I'm talking about the kids I worked with who begged for someone to help them, who told me about how much they dreaded school, hated their teachers, and the feelings of inadequacy and shame they carried from elementary school on.
I've seen the damage, and tried to help these kids, so yes, I do think that the soul-crushing methods and structure of schooling is horrible. I've seen the results. And as far as opening a school goes, my friends whose kids have gone from failing to acing their classes think differently.
a_random_guy, my "strange ideas" are based on the research I have put into learning how the brain works and develops. I'm sorry you disagree.
My experience with children who grow up in homeschool families where they "start late" is that by the time they are in the middle school age, they are typically ahead. Yes, there are bad, lazy parents homeschooling, but my experience has shown them to be the minority. People generally don't get into homeschooling because they're lazy parents.

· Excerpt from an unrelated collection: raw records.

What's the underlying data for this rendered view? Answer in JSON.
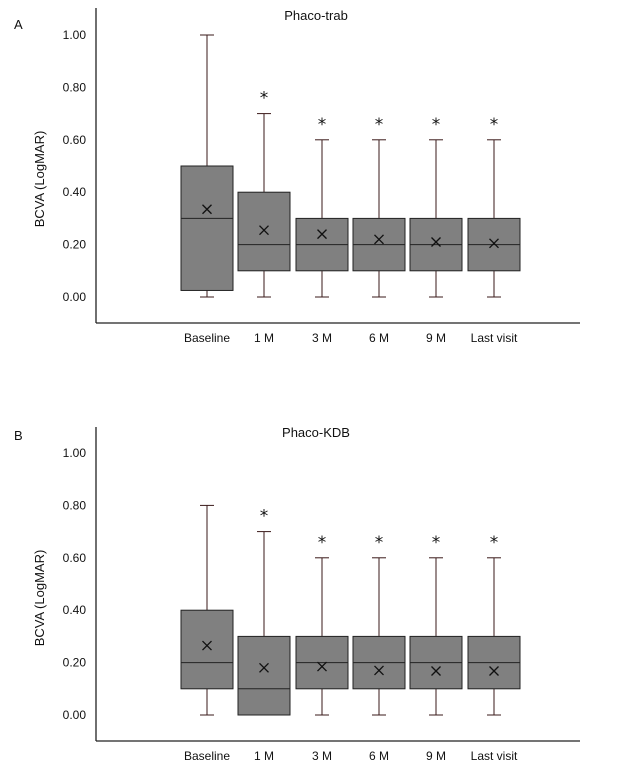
{
  "colors": {
    "box_fill": "#808080",
    "axis": "#222222"
  },
  "chart_data": [
    {
      "type": "box",
      "panel_label": "A",
      "title": "Phaco-trab",
      "ylabel": "BCVA (LogMAR)",
      "ylim": [
        -0.1,
        1.1
      ],
      "yticks": [
        "0.00",
        "0.20",
        "0.40",
        "0.60",
        "0.80",
        "1.00"
      ],
      "categories": [
        "Baseline",
        "1 M",
        "3 M",
        "6 M",
        "9 M",
        "Last visit"
      ],
      "boxes": [
        {
          "min": 0.0,
          "q1": 0.025,
          "median": 0.3,
          "q3": 0.5,
          "max": 1.0,
          "mean": 0.335,
          "marker": ""
        },
        {
          "min": 0.0,
          "q1": 0.1,
          "median": 0.2,
          "q3": 0.4,
          "max": 0.7,
          "mean": 0.255,
          "marker": "*"
        },
        {
          "min": 0.0,
          "q1": 0.1,
          "median": 0.2,
          "q3": 0.3,
          "max": 0.6,
          "mean": 0.24,
          "marker": "*"
        },
        {
          "min": 0.0,
          "q1": 0.1,
          "median": 0.2,
          "q3": 0.3,
          "max": 0.6,
          "mean": 0.22,
          "marker": "*"
        },
        {
          "min": 0.0,
          "q1": 0.1,
          "median": 0.2,
          "q3": 0.3,
          "max": 0.6,
          "mean": 0.21,
          "marker": "*"
        },
        {
          "min": 0.0,
          "q1": 0.1,
          "median": 0.2,
          "q3": 0.3,
          "max": 0.6,
          "mean": 0.205,
          "marker": "*"
        }
      ]
    },
    {
      "type": "box",
      "panel_label": "B",
      "title": "Phaco-KDB",
      "ylabel": "BCVA (LogMAR)",
      "ylim": [
        -0.1,
        1.1
      ],
      "yticks": [
        "0.00",
        "0.20",
        "0.40",
        "0.60",
        "0.80",
        "1.00"
      ],
      "categories": [
        "Baseline",
        "1 M",
        "3 M",
        "6 M",
        "9 M",
        "Last visit"
      ],
      "boxes": [
        {
          "min": 0.0,
          "q1": 0.1,
          "median": 0.2,
          "q3": 0.4,
          "max": 0.8,
          "mean": 0.265,
          "marker": ""
        },
        {
          "min": 0.0,
          "q1": 0.0,
          "median": 0.1,
          "q3": 0.3,
          "max": 0.7,
          "mean": 0.18,
          "marker": "*"
        },
        {
          "min": 0.0,
          "q1": 0.1,
          "median": 0.2,
          "q3": 0.3,
          "max": 0.6,
          "mean": 0.185,
          "marker": "*"
        },
        {
          "min": 0.0,
          "q1": 0.1,
          "median": 0.2,
          "q3": 0.3,
          "max": 0.6,
          "mean": 0.17,
          "marker": "*"
        },
        {
          "min": 0.0,
          "q1": 0.1,
          "median": 0.2,
          "q3": 0.3,
          "max": 0.6,
          "mean": 0.168,
          "marker": "*"
        },
        {
          "min": 0.0,
          "q1": 0.1,
          "median": 0.2,
          "q3": 0.3,
          "max": 0.6,
          "mean": 0.168,
          "marker": "*"
        }
      ]
    }
  ]
}
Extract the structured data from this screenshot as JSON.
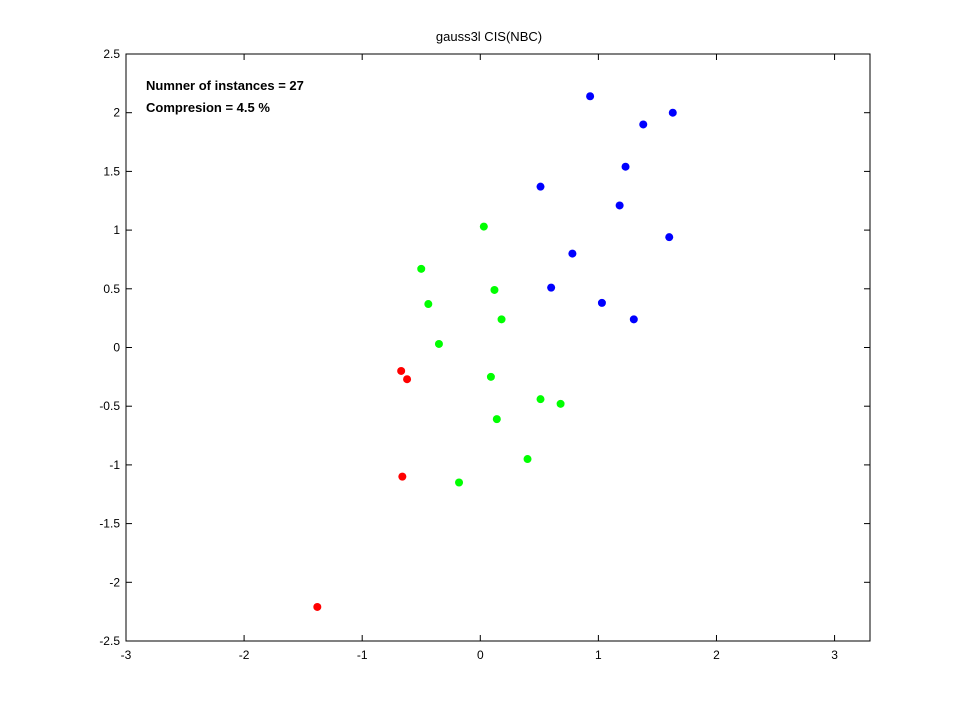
{
  "chart_data": {
    "type": "scatter",
    "title": "gauss3l CIS(NBC)",
    "xlabel": "",
    "ylabel": "",
    "xlim": [
      -3,
      3.3
    ],
    "ylim": [
      -2.5,
      2.5
    ],
    "xticks": [
      -3,
      -2,
      -1,
      0,
      1,
      2,
      3
    ],
    "yticks": [
      -2.5,
      -2,
      -1.5,
      -1,
      -0.5,
      0,
      0.5,
      1,
      1.5,
      2,
      2.5
    ],
    "grid": false,
    "annotations": [
      "Numner of instances = 27",
      "Compresion = 4.5 %"
    ],
    "series": [
      {
        "color": "#0000ff",
        "points": [
          [
            0.93,
            2.14
          ],
          [
            1.63,
            2.0
          ],
          [
            1.38,
            1.9
          ],
          [
            1.23,
            1.54
          ],
          [
            0.51,
            1.37
          ],
          [
            1.18,
            1.21
          ],
          [
            1.6,
            0.94
          ],
          [
            0.78,
            0.8
          ],
          [
            0.6,
            0.51
          ],
          [
            1.03,
            0.38
          ],
          [
            1.3,
            0.24
          ]
        ]
      },
      {
        "color": "#00ff00",
        "points": [
          [
            0.03,
            1.03
          ],
          [
            -0.5,
            0.67
          ],
          [
            0.12,
            0.49
          ],
          [
            -0.44,
            0.37
          ],
          [
            0.18,
            0.24
          ],
          [
            -0.35,
            0.03
          ],
          [
            0.09,
            -0.25
          ],
          [
            0.51,
            -0.44
          ],
          [
            0.68,
            -0.48
          ],
          [
            0.14,
            -0.61
          ],
          [
            0.4,
            -0.95
          ],
          [
            -0.18,
            -1.15
          ]
        ]
      },
      {
        "color": "#ff0000",
        "points": [
          [
            -0.67,
            -0.2
          ],
          [
            -0.62,
            -0.27
          ],
          [
            -0.66,
            -1.1
          ],
          [
            -1.38,
            -2.21
          ]
        ]
      }
    ]
  }
}
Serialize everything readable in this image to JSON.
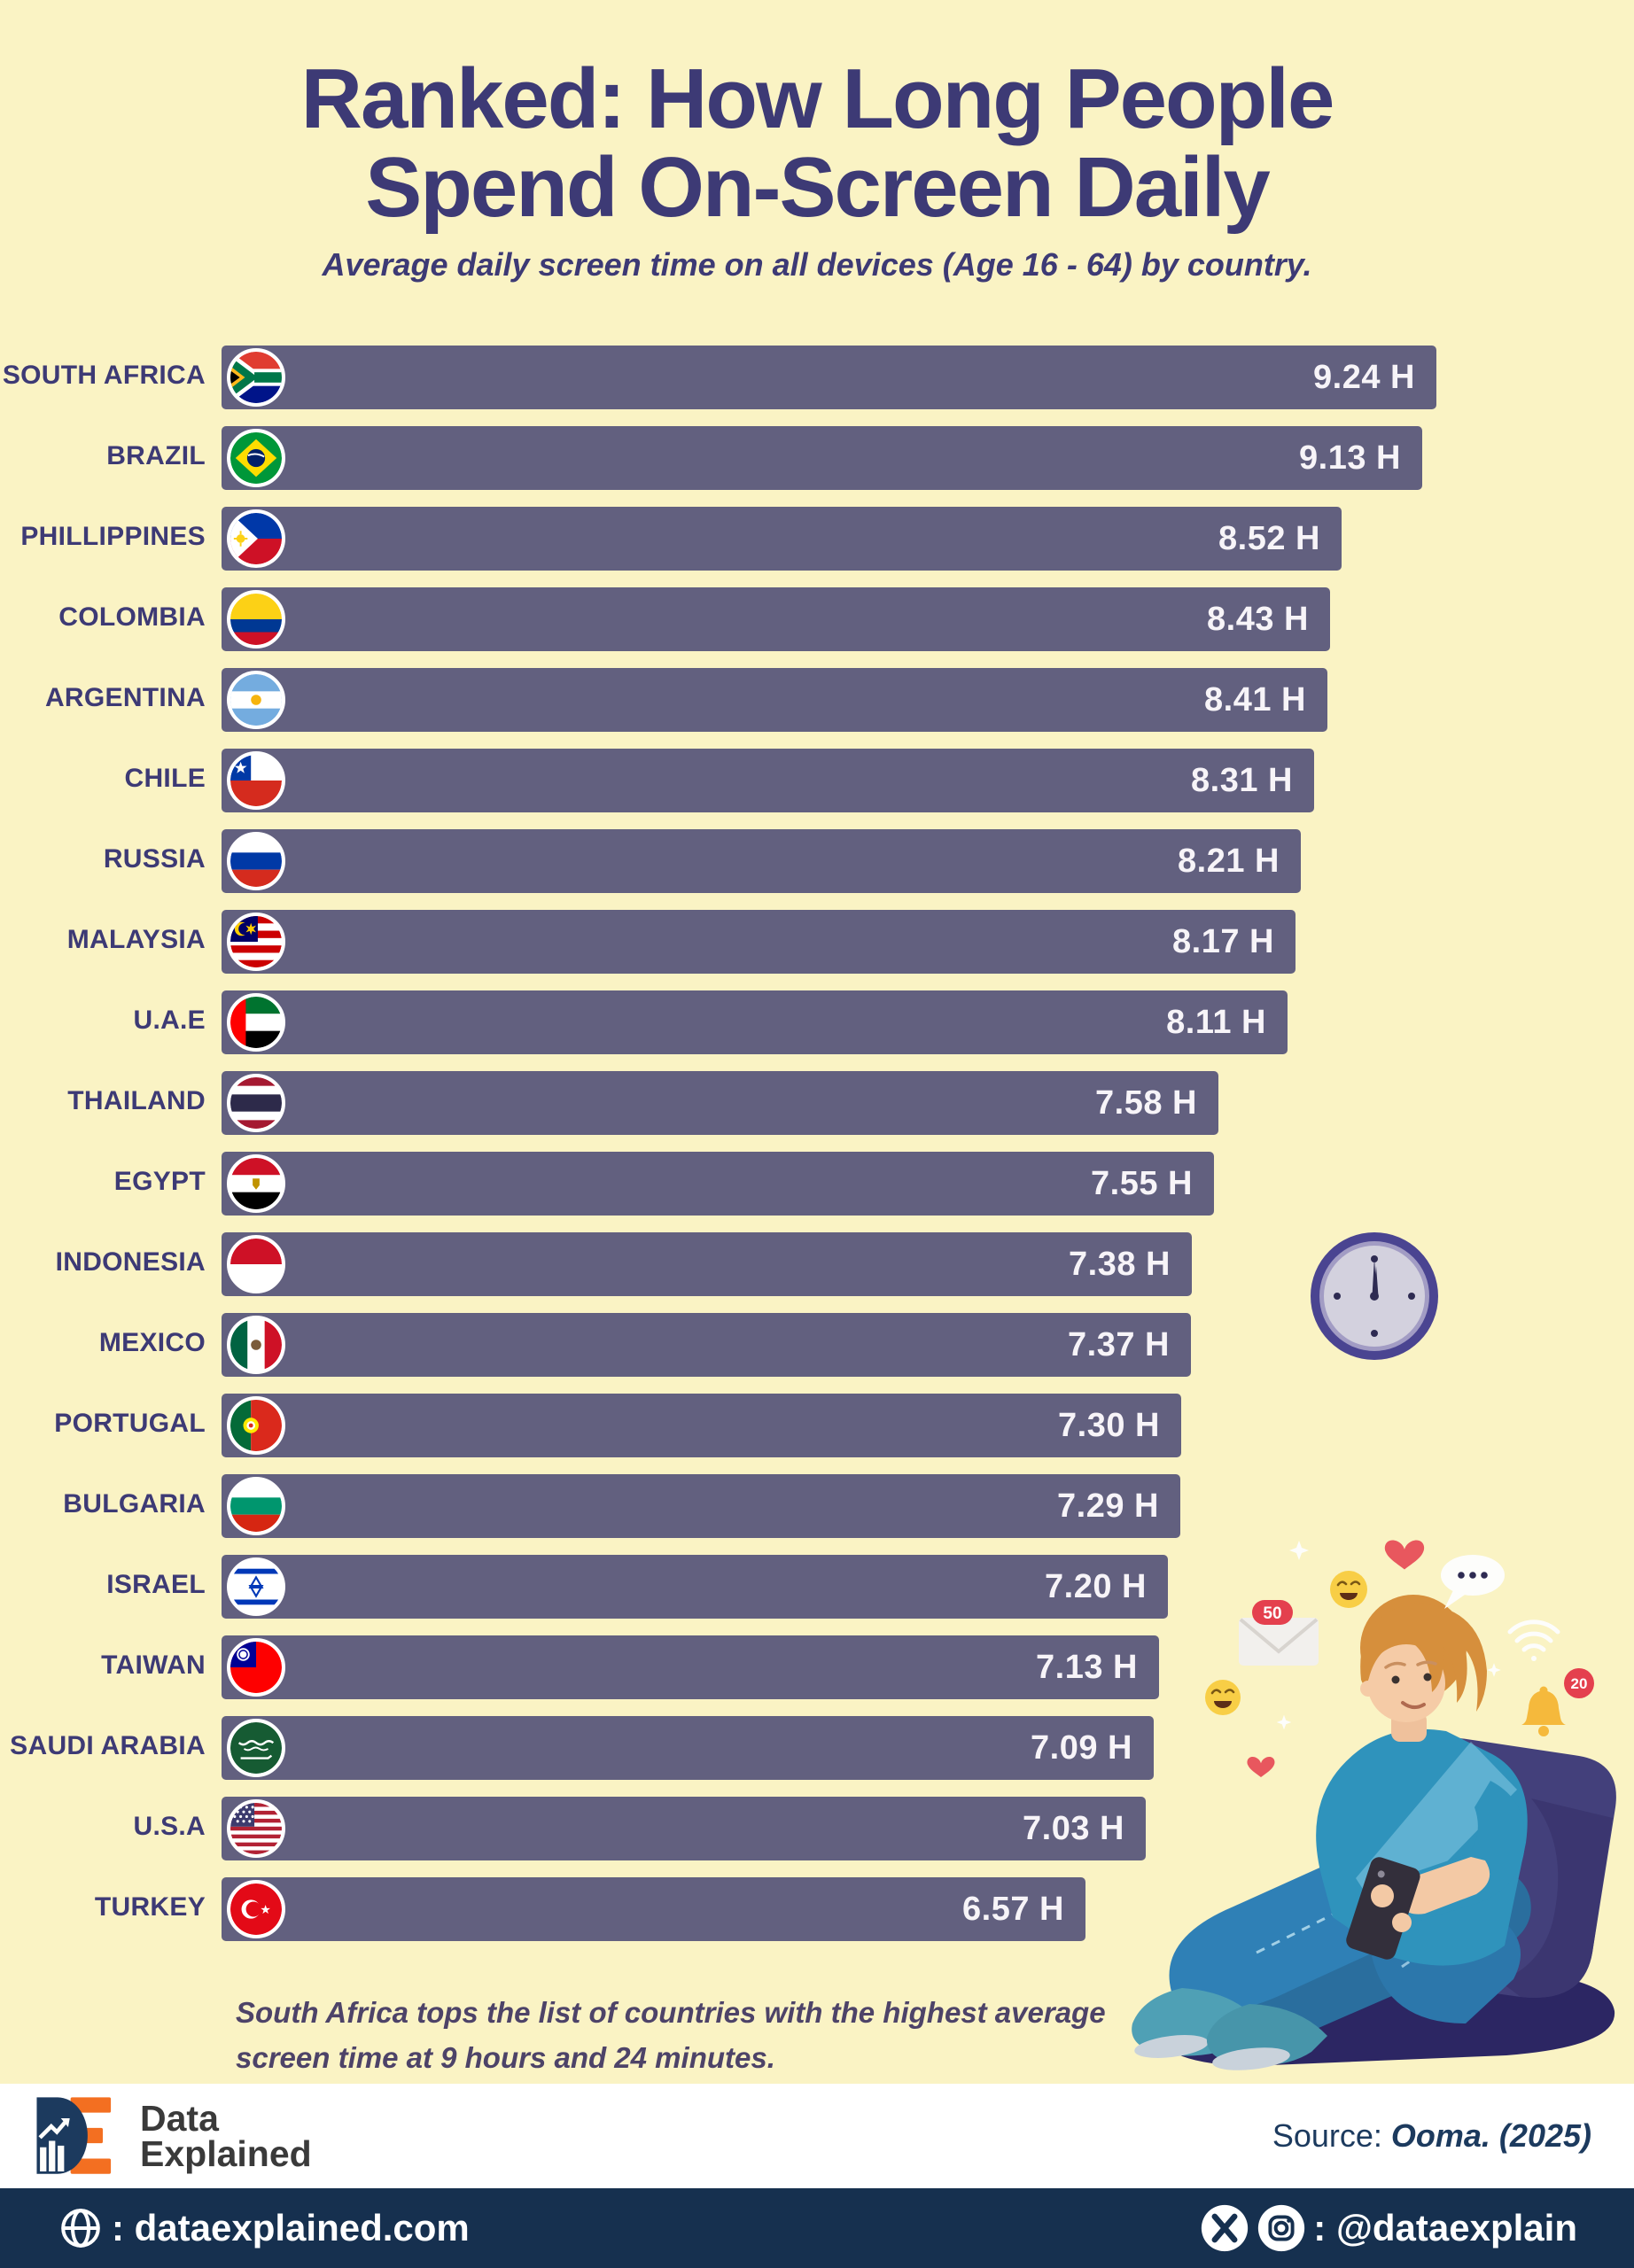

The Original Kit at April 21, 2012 10:28 PM
John Dewey was a social planner in education and a still celebrated founder of our modern public schools:
"Independent self-reliant people would be a counterproductive anachronism in the collective society of the future where people will be defined by their associations (1896)."
"The children who know how to think for themselves spoil the harmony of the collective society that is coming, where everyone would be interdependent (1899)."
Andrew_M_Garland at April 22, 2012 11:57 AM
Kit, I know too many kids who learned to read at 4 or 5 because they wanted to, because they loved the written word, not because they were forced to. These weren't super-genius kids. Just bright kids who grew up with books. Learning to read is not soul-crushing for most children.
The argument that we should do things the way they were done 200 years ago because that's somehow better falls flat. Things were done the way they were done because it suited the culture of the time. My father got his first job at 6 years old in 1927. His parents never bothered much with his education because it didn't matter to them, and they were barely educated themselves. He was barely literate, and by the time I was in the 3rd grade, I was helping him with his reading. In his time period, it still worked out fine because he could earn a middle-class income through hard labor alone. That's far less true now.
Maybe we could hold off educating kids until they are 8 or 9, but other parents won't be doing that. Chinese parents most certainly won't be doing that.